Dinliyorum, dinliyorum... Sonra aklımca bir şeyler söylüyorum. Bazen söylediğimin çözüm olmadığını da bilerek yalnızca karşımdakini rahatlatmak için söylüyorum. Hepimiz yapmıyor muyuz acaba? Bir ben miyim “yalancı” bu dünyada? Hani anketlerde sorarlar ya: “en sevmedeğin şey hayatta?” Genelde bakarım da herkes “yalan”ın üstüne atlar... Sanrırım ki tüm dünya doğrucu... İlk okuldan beri karşıma çıkan tüm anketlerde “hiç yalan söylemem” diye yazmadım... Yalanların üstüne çok gittim ama bir o kadar da yalan söyledim... Hem de ne yalanlar.. En büyük yalanları kendime söyledim... İtiraf ediyorum... Nasıl da kandırdım kendimi nasıl? Çünkü koşullamışlar ya öteden beri bizleri aslında... “Gerçekler acıdır”... Yalan gerçeğin tam karşıtı olduğuna göre ne oluyor? Gerçek acı ise yalan tatlıdır mı?
Nasıl başladım yalancılığa?
Doğrucuydum aslında bir zamanlar... Daha pek minikken annem arkadaşı ile salonda oturmaktaydı. Babam eve çokça bayram tebriği getirmişti. O zamanlar öyle e-postalarla falan kuru kuru kutlanmıyor ya bayramlar... Günlerce sürerdi tebrikleri yazmak... Bu işle görevli kişi annemdi tabii ki... Bir torba dolusu birbirinden güzel tebrik kartları... Allı pullu... Hani şu katman katman olanlardan falan... Yok yanarlısı dönerlisi... Tavşanlısı... Beni unutma unutursan küserim yanaklarından şıppadanak öperimlisi... Var da var... Çocuğum işte... Annem arkadaşına da ayırmış birkaç kart yakınlarına yollasın diye... Kendi yollayacaklarını da ayırmış, büfenin çekmecesine kaldırmıştı... Arkadaşı öyle beğendi ki kartlarını hızını alamadı... “Ay daha yok mu? Birkaç tane daha olsaydı?” İnsan bu! Beşer! Beşer de ne versen fazlasını ister! Annem bir yutkundu... Sonra yanıtladı... “Yok canım. Bu kadarı sana ayırdım
Ben atladım hemen... “Amma da yalancısın anne” dedim içimden... Sıkar biraz zamaneler gibi anneme yüksek sesle söylemeye "sen yalan söylüyosun" demek... Annemin beni engellemesine fırsat kalmadan çekmeceyi açmıştım bile. Kadının önüne koydum birbirinden güzel seçilmiş kartpostalları... Annem bir bana bir arkadaşına bakıyor şaşkın, utangaç, kızgın, ürkek... Nasıl bir hale soktum kadını hâlâ bugün gibi gözümün önünde... Ve de annemin arkadaşı gittikten sonra yediğim terlikli darbelerin tadı... Ben hem dayak yiyordum hemde itiraz ediyordum suçlamaya... Doğruyu söylediğimi, gerçekleri gizlemediğimi söylüyordum. Annem de ısrarla O’nu ne kadar zor durumda bıraktığımı söyleyip basıyordu terliği bi güzel... O gün öğrendim ki bazen yalana da göz yumacaksın... Gereğinde sen de yalan söyleyeceksin... Yoksa yersin böyle daha çok dayak... Bu yüzden anketlerde hep dürüst oldum... Yalan’a o kadar da tavır takınmadım... Karşıma almadım yalanı... Madem bu dünya yaratılalı yalan var neden herkes kendini sütten çıkmış ak kaşık gösterir... Herkes yalancı. Benim bilebildiğim tek doğru bu!

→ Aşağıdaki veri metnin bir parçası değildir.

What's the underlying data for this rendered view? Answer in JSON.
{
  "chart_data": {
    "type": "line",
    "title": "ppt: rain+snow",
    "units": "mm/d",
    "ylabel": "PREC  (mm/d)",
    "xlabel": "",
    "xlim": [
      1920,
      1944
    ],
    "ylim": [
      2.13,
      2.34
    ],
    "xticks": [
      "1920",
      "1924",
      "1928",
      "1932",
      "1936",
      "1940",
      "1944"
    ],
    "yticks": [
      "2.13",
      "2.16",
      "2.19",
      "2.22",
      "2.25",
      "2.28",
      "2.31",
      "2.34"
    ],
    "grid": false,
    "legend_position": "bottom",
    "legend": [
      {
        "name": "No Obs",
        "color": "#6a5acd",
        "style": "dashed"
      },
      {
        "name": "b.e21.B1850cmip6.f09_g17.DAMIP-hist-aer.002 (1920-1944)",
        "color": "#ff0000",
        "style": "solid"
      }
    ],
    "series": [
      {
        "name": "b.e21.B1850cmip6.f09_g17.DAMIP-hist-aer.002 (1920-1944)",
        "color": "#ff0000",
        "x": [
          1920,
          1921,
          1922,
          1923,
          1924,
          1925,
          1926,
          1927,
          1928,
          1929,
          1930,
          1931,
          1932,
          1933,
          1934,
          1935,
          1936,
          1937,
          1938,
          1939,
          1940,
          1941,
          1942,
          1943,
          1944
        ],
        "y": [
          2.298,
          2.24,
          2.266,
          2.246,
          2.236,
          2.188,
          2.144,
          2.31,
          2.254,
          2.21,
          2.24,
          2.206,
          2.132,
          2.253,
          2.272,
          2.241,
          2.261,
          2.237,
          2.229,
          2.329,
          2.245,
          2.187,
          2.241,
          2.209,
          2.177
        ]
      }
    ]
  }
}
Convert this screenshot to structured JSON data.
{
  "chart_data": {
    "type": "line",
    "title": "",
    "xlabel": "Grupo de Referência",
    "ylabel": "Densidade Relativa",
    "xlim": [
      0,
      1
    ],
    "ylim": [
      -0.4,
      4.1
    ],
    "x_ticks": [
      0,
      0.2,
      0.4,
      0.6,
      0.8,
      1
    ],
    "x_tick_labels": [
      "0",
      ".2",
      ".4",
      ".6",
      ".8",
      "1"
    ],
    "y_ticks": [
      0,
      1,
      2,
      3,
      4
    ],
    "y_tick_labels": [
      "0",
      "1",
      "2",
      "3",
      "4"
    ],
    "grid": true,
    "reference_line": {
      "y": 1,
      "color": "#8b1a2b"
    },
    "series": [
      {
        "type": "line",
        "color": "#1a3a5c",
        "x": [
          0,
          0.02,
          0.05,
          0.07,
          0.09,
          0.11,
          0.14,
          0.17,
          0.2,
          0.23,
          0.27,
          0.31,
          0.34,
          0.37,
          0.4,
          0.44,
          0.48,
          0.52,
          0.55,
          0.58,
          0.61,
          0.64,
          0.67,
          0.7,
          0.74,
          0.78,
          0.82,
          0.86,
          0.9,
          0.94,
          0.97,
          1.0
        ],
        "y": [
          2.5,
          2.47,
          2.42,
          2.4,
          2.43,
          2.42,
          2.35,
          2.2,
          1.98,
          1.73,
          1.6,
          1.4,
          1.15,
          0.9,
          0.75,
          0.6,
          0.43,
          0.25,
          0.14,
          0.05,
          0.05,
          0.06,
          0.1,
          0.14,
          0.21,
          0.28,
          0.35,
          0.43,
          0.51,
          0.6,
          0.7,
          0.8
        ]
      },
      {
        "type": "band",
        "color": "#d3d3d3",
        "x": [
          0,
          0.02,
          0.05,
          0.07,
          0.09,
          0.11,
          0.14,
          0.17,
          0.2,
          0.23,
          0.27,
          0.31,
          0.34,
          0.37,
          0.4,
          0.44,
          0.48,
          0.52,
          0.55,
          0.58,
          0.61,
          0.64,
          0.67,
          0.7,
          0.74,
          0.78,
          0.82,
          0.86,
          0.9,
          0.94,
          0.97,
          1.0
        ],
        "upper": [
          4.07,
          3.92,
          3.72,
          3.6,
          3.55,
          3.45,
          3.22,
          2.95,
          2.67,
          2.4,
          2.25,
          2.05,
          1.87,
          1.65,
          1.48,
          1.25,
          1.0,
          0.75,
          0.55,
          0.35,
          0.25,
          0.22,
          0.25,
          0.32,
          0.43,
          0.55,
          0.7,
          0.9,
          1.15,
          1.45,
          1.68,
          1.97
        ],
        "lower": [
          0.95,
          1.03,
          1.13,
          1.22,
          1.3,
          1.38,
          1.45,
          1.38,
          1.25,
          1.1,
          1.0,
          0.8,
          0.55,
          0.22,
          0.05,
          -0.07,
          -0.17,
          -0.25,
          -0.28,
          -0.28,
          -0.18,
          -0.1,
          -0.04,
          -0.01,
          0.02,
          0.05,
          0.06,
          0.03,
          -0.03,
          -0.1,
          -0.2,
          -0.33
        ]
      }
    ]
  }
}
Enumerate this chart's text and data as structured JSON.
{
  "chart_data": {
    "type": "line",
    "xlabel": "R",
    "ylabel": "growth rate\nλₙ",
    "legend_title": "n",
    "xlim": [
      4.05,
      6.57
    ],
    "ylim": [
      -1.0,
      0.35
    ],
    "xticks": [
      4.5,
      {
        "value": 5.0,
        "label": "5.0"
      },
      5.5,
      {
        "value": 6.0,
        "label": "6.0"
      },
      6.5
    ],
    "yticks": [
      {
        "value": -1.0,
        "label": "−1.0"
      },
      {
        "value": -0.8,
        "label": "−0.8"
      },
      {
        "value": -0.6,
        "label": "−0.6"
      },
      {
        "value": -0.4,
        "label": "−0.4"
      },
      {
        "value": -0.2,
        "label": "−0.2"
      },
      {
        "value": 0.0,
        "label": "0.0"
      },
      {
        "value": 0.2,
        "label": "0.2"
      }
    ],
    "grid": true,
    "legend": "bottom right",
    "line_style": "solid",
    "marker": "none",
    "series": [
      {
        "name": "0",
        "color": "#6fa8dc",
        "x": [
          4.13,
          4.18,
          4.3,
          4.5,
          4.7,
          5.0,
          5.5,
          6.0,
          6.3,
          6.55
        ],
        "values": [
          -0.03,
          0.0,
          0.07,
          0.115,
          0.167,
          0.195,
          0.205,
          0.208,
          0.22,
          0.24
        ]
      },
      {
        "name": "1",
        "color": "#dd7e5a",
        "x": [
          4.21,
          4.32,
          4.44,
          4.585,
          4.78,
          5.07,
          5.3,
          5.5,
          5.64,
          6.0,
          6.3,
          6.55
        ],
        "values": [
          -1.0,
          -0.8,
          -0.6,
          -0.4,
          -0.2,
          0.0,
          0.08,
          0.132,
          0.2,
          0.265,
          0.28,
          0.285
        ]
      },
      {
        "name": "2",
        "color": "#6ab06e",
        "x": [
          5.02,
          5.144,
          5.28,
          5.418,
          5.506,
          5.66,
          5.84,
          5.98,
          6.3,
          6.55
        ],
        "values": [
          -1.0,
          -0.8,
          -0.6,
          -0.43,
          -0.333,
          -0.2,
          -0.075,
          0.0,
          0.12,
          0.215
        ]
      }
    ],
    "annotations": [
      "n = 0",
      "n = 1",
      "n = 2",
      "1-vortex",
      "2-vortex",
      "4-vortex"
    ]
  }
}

Şimdi herkes bir şey düşünür durur. Ben de yalan söyledim ama benim ki beyaz yalan, pembe yalan... Demek ki yalanın da renkleri sınıfları var... Bunu öğrenelim bari... Yalan’ı bu kadar kötü görmek yerine çeşitlemelerine bakalım. Doğrular çok mu haklı her zaman çok mu doğru. Hasta ölecek diyelim. Gerçek olan bu. Hastaya yaşayacaksın deyip yalan söylemek midir daha DOĞRUSU yoksa öleceksin mi demek?